Еще минуты две я тогда беспомощно просидела на полу, а вопросы, приходившие мне в голову, не находили ответа.
***
Девятый час утра. Попытка заснуть обессмыслилась. Утренний свет давно пробрался в комнату, но стало еще прохладнее. На протяжении всей ночи и даже под утро тихое покашливание доносилось из квартиры сверху, прерываясь лишь на краткие промежутки… Что же там с тобой происходит все-таки? От ответа меня отделяет только потолок. Стрелки часов неторопливо, по-утреннему, скользят по панели будильника. Стараясь отвлечься от тяжелых мыслей, нехотя направляюсь в сторону кухни. Надавив на кнопку электрочайника, опускаюсь на табурет. Прислонясь к кухонной стене, запрокидываю голову назад… Январь, после крещенских морозов… Что будет? Этот год, год номер две тысячи – год пока совсем без снега. Но в год моего поступления в институт выпало снега много, и все вокруг напоминало ватное полотно с большими буграми – засыпанными машинами. Солнце смеялось, лучилось прямо в глаза, а детвора, казалось, никогда не покидала игровые площадки во дворе, забавляясь вплоть до наступления сумерек. И только настойчивость родительских голосов, тревожно звучащих из окон домов, могла заставить ребятню вернуться домой. А наутро – все начиналось заново. В ту зиму стояли сильнейшие морозы. Но я так ни разу и не замерзла. Даже не простудилась. Только внутри что-то сильно сжималось, а на щеках разливался румянец. Может, это все из-за него? Да, четыре года назад, в восемнадцать, все было по-другому. Тогда было… по-другому.
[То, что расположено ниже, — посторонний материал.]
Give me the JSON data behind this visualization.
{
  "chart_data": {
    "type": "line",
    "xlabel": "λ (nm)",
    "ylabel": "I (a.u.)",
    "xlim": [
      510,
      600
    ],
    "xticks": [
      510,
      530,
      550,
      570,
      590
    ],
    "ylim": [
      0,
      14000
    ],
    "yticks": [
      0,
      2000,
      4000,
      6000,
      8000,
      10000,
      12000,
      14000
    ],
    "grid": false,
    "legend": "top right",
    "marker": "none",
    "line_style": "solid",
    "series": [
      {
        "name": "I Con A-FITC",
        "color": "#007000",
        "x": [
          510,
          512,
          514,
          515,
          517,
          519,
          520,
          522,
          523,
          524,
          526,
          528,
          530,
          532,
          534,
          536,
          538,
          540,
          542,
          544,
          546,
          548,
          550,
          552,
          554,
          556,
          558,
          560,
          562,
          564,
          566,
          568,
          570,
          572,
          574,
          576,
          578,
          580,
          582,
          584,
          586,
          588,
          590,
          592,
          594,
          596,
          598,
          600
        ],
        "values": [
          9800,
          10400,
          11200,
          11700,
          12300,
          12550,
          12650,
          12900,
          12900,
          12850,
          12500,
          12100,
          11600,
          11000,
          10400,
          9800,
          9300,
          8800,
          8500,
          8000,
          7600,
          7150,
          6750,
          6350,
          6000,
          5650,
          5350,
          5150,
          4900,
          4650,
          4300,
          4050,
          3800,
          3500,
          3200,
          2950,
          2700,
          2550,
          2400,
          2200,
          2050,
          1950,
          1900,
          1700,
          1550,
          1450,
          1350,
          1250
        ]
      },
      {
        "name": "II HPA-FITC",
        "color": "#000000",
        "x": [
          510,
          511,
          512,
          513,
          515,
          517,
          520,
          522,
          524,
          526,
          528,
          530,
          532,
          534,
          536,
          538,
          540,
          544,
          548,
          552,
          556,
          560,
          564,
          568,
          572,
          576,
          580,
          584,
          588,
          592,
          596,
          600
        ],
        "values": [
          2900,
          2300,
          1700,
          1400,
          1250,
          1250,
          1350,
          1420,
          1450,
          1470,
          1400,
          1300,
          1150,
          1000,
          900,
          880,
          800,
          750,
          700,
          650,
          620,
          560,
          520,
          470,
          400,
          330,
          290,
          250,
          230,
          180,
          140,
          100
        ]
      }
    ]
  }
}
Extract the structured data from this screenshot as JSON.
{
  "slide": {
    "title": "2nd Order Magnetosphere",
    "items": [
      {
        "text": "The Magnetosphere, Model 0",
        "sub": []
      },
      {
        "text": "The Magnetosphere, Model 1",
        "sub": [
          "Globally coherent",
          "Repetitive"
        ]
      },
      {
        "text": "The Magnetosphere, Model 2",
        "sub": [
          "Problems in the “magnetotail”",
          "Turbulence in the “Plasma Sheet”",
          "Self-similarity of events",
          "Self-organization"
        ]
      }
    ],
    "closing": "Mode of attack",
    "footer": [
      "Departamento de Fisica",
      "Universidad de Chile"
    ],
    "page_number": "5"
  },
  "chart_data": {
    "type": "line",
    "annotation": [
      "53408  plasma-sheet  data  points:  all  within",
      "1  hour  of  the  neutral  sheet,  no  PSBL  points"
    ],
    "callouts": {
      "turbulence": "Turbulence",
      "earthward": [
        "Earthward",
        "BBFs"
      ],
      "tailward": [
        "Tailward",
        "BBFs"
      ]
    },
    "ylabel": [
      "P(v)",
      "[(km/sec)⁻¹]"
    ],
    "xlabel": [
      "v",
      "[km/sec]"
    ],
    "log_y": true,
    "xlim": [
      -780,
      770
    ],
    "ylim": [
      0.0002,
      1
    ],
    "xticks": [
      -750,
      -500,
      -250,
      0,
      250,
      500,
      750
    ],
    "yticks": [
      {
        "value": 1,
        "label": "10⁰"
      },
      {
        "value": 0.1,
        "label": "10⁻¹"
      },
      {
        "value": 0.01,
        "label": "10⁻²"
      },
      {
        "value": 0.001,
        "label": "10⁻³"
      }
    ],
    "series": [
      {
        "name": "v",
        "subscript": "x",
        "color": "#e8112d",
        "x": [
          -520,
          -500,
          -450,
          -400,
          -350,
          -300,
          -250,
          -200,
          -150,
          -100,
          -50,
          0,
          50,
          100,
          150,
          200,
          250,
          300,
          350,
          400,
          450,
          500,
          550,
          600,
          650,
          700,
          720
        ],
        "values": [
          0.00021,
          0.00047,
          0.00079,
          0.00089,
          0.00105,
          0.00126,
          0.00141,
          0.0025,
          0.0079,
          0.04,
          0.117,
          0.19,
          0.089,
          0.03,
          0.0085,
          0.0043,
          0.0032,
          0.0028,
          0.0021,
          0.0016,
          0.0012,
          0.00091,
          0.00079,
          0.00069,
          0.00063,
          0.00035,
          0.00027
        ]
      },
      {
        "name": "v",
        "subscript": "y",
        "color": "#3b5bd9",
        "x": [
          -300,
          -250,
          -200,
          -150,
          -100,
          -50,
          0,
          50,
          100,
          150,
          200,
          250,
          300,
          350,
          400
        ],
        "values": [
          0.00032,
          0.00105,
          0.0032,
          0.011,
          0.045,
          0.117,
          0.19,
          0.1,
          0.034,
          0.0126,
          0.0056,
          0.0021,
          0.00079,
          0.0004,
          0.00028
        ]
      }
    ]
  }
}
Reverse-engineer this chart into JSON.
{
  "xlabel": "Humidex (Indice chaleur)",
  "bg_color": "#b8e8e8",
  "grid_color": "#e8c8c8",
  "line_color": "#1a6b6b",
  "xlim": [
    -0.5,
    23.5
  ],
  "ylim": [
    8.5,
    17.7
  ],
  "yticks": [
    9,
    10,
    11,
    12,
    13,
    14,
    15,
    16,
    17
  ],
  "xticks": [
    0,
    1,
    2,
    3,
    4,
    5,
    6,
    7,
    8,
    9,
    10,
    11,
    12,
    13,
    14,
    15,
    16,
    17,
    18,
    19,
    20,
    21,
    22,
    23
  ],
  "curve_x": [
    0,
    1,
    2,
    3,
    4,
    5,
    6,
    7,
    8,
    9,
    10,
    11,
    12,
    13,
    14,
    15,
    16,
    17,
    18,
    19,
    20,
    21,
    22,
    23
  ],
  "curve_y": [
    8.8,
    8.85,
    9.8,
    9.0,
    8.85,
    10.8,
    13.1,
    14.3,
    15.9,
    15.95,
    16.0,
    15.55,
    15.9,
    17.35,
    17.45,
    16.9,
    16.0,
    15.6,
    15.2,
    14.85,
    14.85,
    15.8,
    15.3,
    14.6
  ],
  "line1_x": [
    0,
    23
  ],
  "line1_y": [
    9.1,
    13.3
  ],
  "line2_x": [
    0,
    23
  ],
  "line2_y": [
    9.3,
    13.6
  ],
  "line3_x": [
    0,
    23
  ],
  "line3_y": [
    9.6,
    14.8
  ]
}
Вода в чайнике начала шумно бурлить: от пара подернулись мутью белые плитки кухонного кафеля. Но вот «прощальный» свист – и через пару минут чай готов. Неловко справляясь с наполненной кружкой, я придвинулась к окну. Серое небо, заглядывающее прямо в душу, в глубину твоих потаенных страхов, подобно глазам, пораженным слепотой. Это заставляет остановиться и задуматься, а порой приводит в оцепенение. Середина зимы и природа все больше выцветает. Все вокруг дышит умиротворением… И это еще сильнее загоняет в клетку безысходности. Снег, смешанный с грязью, развезенный колесами машин по всему асфальту, вдавленная в землю прошлогодняя трава – желтая и сухая. Лишь чайки, суетясь над замерзшим морем, своими воплями прерывают эту промозглую симфонию тишины. Кажется, что прожорливые хищные птицы настойчиво клянчат мелкую рыбешку у местных рыбаков – «пингвинов», как их здесь называют.